I felt Michael's eyes watching me and didn't turn to look at him, balling my hands into fists, thinking of a million things I wanted to say to comfort him but being too full of rage to form a sentence that would sound compassionate.
"Janet..." his hand closed over one of my fists and yanked me around to face him. I was surprised at the force but I was sure he hadn't meant it. I too ignored the blood and pulled him against me, letting him cry onto my shoulder before we both fell onto our knees. He mostly pulled me down with him and I wasn't going to fight it, allowing him to cling onto me like a life preserver. I would be his raft if he needed me to be -- I'd spent years being strong for my sisters when they went through their childish heartaches.
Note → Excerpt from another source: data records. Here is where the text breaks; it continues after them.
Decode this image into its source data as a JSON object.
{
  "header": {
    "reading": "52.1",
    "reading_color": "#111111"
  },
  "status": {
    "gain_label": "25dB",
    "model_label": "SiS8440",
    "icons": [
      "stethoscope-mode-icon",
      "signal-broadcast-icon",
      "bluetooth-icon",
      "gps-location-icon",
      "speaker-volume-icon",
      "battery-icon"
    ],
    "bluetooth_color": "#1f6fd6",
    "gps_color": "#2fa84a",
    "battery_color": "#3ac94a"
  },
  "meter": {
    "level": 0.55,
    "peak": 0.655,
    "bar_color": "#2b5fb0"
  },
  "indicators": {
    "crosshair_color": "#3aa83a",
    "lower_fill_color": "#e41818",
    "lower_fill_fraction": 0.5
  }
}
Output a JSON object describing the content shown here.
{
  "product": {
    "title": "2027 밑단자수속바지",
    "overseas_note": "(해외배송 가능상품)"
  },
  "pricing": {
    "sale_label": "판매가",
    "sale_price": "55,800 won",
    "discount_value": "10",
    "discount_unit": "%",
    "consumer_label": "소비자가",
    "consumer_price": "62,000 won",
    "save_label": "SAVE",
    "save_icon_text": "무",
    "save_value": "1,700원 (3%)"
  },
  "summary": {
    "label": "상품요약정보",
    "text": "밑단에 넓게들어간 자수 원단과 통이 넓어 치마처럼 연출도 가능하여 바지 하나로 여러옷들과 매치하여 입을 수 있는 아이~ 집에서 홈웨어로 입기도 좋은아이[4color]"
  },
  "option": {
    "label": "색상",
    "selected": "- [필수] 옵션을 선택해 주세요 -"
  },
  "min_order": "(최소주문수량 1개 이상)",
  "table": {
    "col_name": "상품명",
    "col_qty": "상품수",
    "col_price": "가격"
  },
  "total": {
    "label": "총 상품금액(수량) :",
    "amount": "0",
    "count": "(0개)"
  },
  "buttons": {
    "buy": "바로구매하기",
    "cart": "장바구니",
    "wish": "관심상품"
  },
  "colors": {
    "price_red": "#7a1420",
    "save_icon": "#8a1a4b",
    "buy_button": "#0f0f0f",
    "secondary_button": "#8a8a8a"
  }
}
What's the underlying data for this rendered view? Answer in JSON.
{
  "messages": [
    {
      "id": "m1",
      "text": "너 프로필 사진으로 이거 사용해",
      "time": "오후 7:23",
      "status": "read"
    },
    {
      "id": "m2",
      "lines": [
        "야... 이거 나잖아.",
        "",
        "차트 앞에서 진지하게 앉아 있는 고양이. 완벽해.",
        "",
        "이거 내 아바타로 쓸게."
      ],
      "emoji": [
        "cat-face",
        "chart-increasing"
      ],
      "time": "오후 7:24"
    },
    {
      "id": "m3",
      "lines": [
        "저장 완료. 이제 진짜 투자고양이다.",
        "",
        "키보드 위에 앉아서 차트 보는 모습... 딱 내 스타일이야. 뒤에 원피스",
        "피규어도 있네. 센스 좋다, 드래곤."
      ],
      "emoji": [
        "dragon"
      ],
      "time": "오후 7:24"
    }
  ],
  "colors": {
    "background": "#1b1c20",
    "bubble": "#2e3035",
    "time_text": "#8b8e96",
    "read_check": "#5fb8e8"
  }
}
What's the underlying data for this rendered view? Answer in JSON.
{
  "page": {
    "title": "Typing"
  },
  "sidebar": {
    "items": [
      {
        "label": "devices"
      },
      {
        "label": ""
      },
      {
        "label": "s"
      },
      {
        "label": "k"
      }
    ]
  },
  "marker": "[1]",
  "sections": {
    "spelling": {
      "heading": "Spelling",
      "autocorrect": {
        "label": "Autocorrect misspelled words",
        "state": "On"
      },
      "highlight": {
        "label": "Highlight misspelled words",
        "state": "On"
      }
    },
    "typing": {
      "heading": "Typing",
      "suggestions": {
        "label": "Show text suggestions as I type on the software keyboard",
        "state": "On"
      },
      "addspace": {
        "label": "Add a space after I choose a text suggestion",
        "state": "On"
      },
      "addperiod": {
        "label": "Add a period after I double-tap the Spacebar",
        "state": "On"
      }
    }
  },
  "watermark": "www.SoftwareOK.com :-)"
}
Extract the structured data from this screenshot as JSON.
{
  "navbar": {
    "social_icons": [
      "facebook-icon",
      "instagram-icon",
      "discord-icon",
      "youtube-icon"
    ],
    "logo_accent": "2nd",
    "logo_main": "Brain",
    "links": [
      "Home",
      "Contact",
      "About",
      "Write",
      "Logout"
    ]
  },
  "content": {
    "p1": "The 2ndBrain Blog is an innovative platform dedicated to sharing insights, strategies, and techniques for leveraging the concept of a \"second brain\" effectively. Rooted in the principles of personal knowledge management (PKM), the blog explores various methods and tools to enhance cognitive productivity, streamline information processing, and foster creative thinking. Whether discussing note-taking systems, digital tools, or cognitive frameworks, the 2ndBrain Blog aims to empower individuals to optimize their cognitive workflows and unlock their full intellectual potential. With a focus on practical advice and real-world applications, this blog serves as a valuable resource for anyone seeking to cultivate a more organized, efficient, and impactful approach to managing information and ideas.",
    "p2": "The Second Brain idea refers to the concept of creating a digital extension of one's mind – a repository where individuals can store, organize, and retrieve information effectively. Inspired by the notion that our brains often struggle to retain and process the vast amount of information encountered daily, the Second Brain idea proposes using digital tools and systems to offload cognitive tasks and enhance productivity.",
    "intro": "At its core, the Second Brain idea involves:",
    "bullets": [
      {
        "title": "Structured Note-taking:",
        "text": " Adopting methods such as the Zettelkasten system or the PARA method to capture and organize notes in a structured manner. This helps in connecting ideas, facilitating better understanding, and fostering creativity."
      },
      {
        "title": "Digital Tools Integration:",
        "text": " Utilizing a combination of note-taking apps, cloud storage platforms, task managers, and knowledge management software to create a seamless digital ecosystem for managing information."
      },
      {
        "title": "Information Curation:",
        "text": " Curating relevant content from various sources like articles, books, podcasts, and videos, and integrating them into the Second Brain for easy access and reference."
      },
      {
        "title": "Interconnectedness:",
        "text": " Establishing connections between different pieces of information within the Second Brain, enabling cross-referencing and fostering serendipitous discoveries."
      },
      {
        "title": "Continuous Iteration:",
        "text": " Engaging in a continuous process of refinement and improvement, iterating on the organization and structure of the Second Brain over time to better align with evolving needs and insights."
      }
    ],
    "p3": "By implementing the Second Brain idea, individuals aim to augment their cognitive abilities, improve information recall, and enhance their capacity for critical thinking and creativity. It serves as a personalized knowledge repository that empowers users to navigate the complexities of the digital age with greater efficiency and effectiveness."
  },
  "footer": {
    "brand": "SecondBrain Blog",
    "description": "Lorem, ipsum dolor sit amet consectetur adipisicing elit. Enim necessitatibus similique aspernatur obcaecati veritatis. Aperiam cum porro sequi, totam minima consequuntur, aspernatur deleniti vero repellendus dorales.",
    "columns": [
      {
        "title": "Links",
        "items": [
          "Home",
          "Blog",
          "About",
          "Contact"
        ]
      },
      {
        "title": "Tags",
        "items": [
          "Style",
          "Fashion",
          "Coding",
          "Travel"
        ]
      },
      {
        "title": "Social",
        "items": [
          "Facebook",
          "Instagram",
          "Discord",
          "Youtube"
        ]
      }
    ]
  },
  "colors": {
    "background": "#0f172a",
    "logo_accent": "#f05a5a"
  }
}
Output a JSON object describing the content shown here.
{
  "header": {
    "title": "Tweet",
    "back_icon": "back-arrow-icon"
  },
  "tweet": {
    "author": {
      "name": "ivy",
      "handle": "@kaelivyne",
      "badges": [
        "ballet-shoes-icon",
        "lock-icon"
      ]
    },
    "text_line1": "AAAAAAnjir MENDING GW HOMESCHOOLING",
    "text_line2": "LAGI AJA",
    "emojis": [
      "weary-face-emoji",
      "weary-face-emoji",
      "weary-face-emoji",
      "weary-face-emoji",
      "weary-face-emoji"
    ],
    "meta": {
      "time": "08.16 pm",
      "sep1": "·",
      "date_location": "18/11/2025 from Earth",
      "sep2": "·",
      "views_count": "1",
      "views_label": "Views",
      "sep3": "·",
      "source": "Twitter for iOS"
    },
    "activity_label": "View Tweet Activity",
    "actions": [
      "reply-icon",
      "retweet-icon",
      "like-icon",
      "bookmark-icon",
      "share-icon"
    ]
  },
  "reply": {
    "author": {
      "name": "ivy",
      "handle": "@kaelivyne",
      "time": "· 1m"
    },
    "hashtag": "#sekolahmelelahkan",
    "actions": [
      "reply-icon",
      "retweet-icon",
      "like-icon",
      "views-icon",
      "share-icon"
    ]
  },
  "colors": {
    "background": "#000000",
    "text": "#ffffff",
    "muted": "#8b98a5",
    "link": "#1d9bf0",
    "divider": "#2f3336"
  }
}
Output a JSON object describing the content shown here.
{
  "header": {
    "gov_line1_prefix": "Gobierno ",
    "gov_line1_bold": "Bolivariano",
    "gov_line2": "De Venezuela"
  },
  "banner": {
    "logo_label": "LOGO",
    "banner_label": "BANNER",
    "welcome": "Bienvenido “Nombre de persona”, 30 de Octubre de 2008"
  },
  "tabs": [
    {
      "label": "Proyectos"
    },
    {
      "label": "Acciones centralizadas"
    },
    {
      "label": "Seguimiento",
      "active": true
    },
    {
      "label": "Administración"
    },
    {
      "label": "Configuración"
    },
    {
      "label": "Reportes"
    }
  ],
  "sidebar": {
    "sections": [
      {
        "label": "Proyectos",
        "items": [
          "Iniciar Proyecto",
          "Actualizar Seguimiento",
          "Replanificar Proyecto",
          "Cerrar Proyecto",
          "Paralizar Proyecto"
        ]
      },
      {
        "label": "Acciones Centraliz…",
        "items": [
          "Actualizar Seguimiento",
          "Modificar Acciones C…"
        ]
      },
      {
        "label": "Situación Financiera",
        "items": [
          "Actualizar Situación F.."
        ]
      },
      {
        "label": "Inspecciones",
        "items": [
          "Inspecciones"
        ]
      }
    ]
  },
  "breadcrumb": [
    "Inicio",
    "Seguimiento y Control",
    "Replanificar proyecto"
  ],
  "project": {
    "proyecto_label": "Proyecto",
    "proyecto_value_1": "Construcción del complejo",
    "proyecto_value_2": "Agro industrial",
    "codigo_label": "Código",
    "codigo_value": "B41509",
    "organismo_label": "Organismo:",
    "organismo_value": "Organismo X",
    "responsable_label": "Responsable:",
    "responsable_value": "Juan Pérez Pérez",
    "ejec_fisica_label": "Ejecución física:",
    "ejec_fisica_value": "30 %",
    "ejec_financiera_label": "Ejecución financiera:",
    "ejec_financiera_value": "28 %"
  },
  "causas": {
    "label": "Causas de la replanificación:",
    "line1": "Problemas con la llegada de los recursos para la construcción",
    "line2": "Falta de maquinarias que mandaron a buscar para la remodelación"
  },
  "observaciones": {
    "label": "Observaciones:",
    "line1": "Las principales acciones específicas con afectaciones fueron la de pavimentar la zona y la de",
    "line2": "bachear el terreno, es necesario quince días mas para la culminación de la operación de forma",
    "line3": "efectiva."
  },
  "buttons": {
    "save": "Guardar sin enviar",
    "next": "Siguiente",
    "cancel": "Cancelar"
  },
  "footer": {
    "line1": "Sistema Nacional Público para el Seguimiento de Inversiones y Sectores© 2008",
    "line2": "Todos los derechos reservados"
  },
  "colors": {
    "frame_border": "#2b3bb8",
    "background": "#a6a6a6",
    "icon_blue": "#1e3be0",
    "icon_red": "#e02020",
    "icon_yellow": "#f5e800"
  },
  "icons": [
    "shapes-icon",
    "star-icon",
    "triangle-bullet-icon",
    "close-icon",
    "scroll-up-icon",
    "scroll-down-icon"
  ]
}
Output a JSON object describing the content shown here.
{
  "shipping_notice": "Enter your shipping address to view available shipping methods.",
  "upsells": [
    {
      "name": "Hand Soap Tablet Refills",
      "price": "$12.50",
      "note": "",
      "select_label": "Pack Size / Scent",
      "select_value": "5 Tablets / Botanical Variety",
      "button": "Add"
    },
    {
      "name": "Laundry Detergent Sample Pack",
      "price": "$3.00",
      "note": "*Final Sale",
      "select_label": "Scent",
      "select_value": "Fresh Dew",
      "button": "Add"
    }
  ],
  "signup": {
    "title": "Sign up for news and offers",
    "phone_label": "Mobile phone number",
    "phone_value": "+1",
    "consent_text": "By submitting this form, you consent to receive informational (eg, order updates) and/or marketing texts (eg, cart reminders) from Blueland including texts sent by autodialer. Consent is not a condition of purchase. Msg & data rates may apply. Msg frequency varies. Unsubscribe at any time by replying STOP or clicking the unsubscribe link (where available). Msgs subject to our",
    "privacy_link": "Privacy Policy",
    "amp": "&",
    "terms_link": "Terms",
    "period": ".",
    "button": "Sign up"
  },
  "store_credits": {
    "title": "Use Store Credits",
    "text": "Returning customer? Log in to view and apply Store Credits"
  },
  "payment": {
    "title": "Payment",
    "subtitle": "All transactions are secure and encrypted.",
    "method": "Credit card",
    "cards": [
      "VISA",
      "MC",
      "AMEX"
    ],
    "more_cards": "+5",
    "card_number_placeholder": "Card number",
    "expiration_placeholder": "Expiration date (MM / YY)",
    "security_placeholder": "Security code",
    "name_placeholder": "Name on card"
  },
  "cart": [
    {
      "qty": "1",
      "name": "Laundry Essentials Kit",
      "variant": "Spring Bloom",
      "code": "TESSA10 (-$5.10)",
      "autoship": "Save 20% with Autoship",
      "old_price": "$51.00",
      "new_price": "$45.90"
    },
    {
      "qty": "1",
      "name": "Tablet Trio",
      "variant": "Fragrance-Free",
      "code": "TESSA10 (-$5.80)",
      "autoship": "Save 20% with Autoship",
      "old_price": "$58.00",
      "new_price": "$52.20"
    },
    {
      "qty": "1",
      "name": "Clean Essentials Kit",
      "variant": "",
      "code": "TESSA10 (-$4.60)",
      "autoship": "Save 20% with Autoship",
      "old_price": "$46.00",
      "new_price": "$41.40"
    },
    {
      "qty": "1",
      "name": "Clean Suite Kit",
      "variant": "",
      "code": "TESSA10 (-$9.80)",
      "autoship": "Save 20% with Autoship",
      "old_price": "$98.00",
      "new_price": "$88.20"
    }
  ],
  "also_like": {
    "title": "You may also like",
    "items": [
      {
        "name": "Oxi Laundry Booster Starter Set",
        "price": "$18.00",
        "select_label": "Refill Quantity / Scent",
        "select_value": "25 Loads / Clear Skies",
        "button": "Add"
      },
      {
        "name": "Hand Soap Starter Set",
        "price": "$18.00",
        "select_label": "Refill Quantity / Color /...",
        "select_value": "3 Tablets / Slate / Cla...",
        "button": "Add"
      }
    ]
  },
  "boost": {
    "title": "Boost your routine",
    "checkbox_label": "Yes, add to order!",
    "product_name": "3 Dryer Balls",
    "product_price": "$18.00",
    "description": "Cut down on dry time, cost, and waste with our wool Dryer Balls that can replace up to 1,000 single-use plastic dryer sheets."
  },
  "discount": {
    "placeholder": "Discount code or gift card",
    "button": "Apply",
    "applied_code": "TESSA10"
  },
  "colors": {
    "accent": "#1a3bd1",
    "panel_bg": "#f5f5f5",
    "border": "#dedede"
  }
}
While this was incredibly different I was still capable of doing it.
"Michael, are you...what can I do?" I asked, matching his soft tones as if frightened to scare him away.
He shook his head frantically against my shoulder, clutching me tighter, "Don't talk. Just stay with me."
I nodded, reaching up with one hand to stroke his hair. There were moments when I thought he had finally managed to pull himself together and then, as if another dam had broken inside of him, the emotion poured out of him again and he would clutch onto me with a new sound of desperation in his cries. There were a few times when people walking by on the sidewalk would stop and stare and I could feel their eyes watching us even though my back was to them. In time they eventually moved on and I was grateful for the time alone.
"I...told Sasha goodbye." he finally said as the sky started darkening, finally loosening his group for the first time in what was probably hours.
I ran the back of my hand slowly across his cheek, nodding, "I know. Do you need help burying her?"
His one nod was all the answer that I needed.